In comparing the tax burden between developed and developing economies, we argue that the Laffer curve is sensitive to two factors, namely the size of underground economic activities and tax collection costs. The baseline model exhibits counter-intuitive results for developing and emerging economies. Insofar as we find that they are able to extract higher tax rates and revenues in comparison with developed countries. The differences are due to the values computed for structural parameters and steady-state variables. However, when the share of underground activities is taken into account, the Laffer curve is pushed downward, while tax collection costs shift the peak rate to the left.

2017

Microfoundations of the New Keynesian Phillips Curve in an Open Emerging Economy

In an open economy setting, the slope in the New Keynesian Phillips Curve (NKPC) becomes sensitive to openness to trade, particularly so in emerging economies. The literature tends to overlook the underlying issues of this aspect, a shortcoming which we seek to address in this paper. We argue that a new Keynesian model framework with real rigidities can remedy to this limitation. To the literature's use of a constant domestic bias parameter, we substitute the concept of imperfect access to consumption goods. Our model incorporates real rigidities in the New Keynesian framework through domestic firm-level investment schedule, which determines aggregate openness to trade. We argue that capital-intensive goods are more integrated in global trade. The proposed model in this paper formulates a micro-founded Phillips curve augmented with an openness to trade component, which captures its ambiguous effects on inflation: strategic complementarity between domestic and foreign goods increases price stickiness, whereas competitive foreign products drive aggregate prices down. Finally, the paper describes welfare changes following different monetary policy regimes in an open economy setting. The welfare results implied by the usual tradeoff facing monetary authorities between exchange rate and inflation stability becomes sensitive to openness to trade.

2016

Are all cycles alike? An empirical investigation of regional and global factors in developed and emerging economies

Business cycles are significantly more volatile in emerging economies than in developed ones, as has been extensively documented in the macroeconomic literature.
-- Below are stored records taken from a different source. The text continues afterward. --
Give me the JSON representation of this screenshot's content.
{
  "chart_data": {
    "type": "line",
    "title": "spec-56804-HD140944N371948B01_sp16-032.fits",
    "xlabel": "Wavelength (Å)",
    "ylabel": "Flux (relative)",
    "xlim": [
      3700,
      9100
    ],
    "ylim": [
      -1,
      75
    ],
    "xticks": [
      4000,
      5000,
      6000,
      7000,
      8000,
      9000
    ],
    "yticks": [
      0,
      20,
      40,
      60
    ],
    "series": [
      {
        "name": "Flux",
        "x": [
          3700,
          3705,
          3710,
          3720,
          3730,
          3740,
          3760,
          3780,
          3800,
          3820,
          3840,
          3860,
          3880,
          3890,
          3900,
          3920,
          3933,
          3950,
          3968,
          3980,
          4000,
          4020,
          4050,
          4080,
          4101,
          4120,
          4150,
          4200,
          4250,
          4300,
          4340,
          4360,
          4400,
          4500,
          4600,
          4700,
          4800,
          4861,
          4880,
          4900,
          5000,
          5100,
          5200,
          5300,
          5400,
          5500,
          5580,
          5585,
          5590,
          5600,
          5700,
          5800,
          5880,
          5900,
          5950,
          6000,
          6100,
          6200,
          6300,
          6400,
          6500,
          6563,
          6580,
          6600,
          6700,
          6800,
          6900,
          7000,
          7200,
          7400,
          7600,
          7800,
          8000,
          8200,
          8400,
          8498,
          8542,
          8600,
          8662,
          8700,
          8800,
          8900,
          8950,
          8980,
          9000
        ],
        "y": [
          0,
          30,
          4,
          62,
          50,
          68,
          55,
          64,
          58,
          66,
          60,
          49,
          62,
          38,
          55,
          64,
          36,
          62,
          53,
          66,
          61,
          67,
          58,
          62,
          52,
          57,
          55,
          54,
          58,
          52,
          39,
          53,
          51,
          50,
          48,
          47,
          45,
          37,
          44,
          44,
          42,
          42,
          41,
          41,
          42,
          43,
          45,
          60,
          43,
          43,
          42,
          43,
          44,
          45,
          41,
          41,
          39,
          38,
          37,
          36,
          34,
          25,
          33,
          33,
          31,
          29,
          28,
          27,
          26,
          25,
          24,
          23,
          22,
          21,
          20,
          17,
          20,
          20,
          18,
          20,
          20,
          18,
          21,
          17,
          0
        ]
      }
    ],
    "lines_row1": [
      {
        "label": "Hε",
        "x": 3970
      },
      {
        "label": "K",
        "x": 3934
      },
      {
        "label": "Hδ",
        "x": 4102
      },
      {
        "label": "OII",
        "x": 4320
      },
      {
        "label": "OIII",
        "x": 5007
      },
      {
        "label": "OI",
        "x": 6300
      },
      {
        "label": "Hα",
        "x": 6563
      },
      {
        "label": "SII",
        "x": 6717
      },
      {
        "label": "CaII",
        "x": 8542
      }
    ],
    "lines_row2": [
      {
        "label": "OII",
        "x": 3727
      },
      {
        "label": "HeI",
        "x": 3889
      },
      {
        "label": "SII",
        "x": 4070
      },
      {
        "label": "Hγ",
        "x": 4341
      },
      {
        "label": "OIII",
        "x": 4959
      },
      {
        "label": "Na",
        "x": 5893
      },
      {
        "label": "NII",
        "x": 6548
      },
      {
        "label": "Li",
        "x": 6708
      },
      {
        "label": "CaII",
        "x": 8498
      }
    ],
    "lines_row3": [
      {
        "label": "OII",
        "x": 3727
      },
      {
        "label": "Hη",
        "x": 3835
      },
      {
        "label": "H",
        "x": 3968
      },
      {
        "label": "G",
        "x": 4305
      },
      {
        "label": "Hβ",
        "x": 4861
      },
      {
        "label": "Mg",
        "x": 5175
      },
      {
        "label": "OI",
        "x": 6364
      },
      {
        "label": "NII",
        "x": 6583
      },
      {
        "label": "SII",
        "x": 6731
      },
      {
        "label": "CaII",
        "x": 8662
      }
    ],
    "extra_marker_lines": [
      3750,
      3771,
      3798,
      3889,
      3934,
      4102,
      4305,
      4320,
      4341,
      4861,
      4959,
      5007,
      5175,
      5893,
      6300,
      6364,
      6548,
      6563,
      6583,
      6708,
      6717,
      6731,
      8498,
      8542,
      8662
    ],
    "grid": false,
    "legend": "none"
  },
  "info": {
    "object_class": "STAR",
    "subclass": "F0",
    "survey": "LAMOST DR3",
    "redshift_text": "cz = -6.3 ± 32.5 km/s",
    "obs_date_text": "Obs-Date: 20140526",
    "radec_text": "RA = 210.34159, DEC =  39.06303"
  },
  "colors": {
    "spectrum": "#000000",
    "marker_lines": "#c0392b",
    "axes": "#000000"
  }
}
There is also consensus that a substantial share of output volatility in emerging economies can be accounted for by domestic and idiosyncratic factors. As a result, the policy implications of these findings tend to predict that substantial welfare gains can be made from domestic policies that smooth business cycles. This paper argues the opposite view and asserts that there are no significant differences between emerging and developed economies in terms of the global and regional factors shaping macroeconomic fluctuations. Our results show that global factors account for 37%–48% of the de-trended output variance in emerging economies, substantially more than the 5%–15% range reported in the literature. By comparison, approximately half of output variance in developed economies is accounted for by global factors. We conclude that global and regional factors account for the bulk of output fluctuations in all economies, and that domestic factors are marginally more important in emerging economies than in developed ones. Therefore, cycle-smoothing domestic policies in emerging economies may not be as effective as the literature suggests.